As a child, I remember I had a VHS tape with a dozen intros of I don't know which cartoons. Man, how I wore out that tape. But even before I learned how to use the VCR, since I probably wasn't even tall enough to reach it, there were other tapes, which the educated today would call audiocassettes, but what can you expect from a 3-year-old; to me, they were all tapes. Even saying my cousin's name was a challenge. Tazio, which became Caco, for example.
I had quite a few of those little tapes. My mom used to buy me those little storybooks with a tape that had a narrator's voice, and she tells me that I would follow the words on the pages with my finger. It seems I started learning to read that way.

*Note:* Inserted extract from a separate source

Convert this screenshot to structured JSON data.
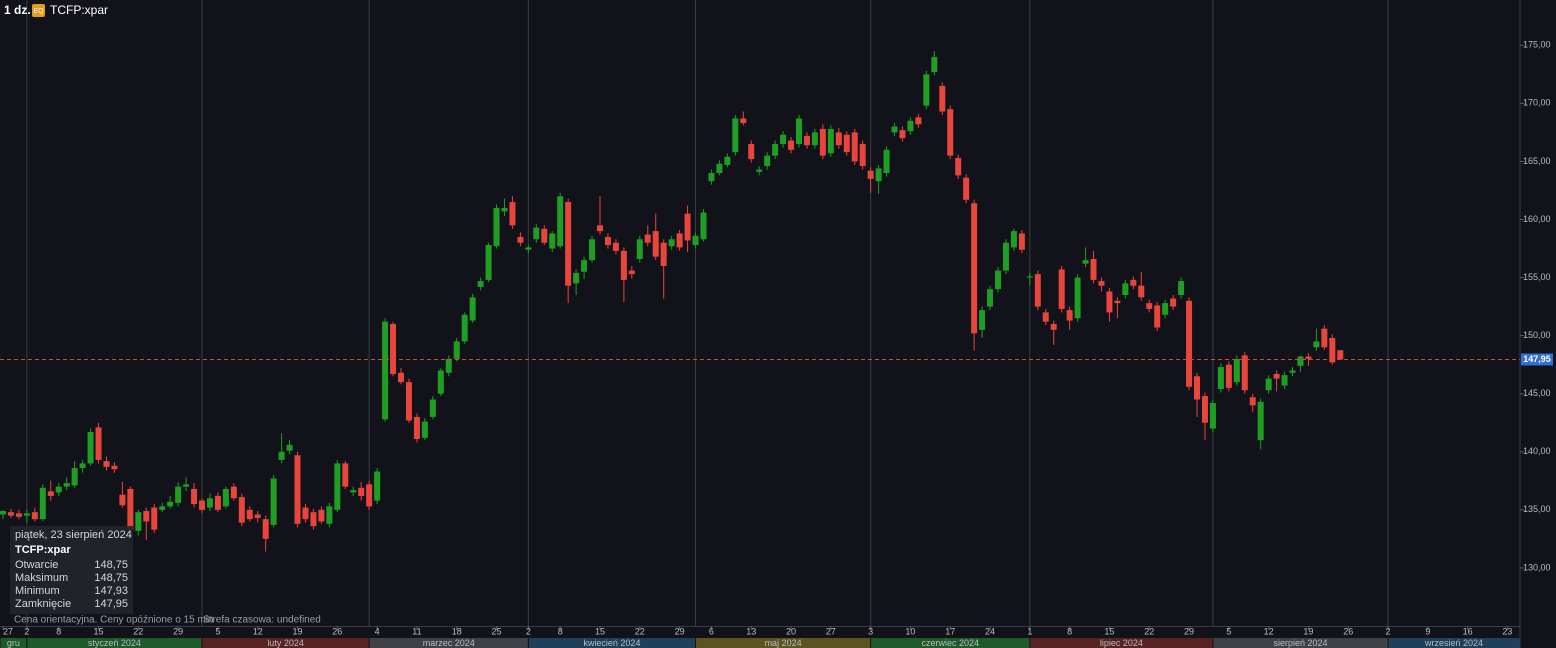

Not that my parents didn't read to me at all, quite the opposite, but perhaps they weren't always available to read me something, or maybe it was me who was insatiable. The fact is, I had learned to use the red-handled tape recorder, the various buttons: PLAY, STOP, FF, REW, and that mysterious REC that was different from the others... who knows what the heck that button did. From the yellow speakers came the voice of I don't know who, telling me stories that I soon learned more or less by heart. Exactly by heart.
Among the tapes, however, there was a transparent one with nothing written on it, just A on one side and B on the other, which only years later did I understand what they meant.
And then, while the others were colorful (green, red, blue... really inviting), that one was very anonymous, almost saying 'Don't play me, really kid, it's not worth it'.
But on that tape, there was music.
And I don't remember how many or which pieces were inside it (perhaps Phil Collins, or the Dire Straits, but I think that now that I know my parents' tastes). But before the others, there was this piece here, which I played often. I didn't know who those guys were, what they looked like, what language they spoke. No cover. There wasn't even a book with the words to follow with my finger.
Yet I remember it well. Played in the evening with the light of the hood on and me - a 3-year-old boy just barely - standing on a chair with the tape recorder on the kitchen table, while I waited for my mom or dad to come back from the workshop.
Well, I think that song was my first musical memory, or maybe my first memory ever. With all due respect to John Travolta and disco music.
It didn't really stir me much at the time, although with hindsight, it's a song that makes a lot of butts move. But it's understandable; a 3-year-old's butt often remains stuck to the floor.
Then came the The Lion King alarm clock, The Aristocats, some radio jingle, the Spice Girls... but they're no longer memories, just things that happened while I was living; still far from music's tracks.
It will take 10 years before another song of a completely different genre strikes me so much that it makes me move my butt, this time for real, so much so that I take up drumsticks, guitar, and whatnot. But that would be another age. Another mindset.
A whole different story.
And now who knows where those tapes ended up.
Miles Davis talks at the beginning of his autobiography about how his first memory is of a flame being lit. A light taking shape.
My first memories, instead, are of that open hi-hat on the upbeat, and the guitar riff of Stayin' Alive.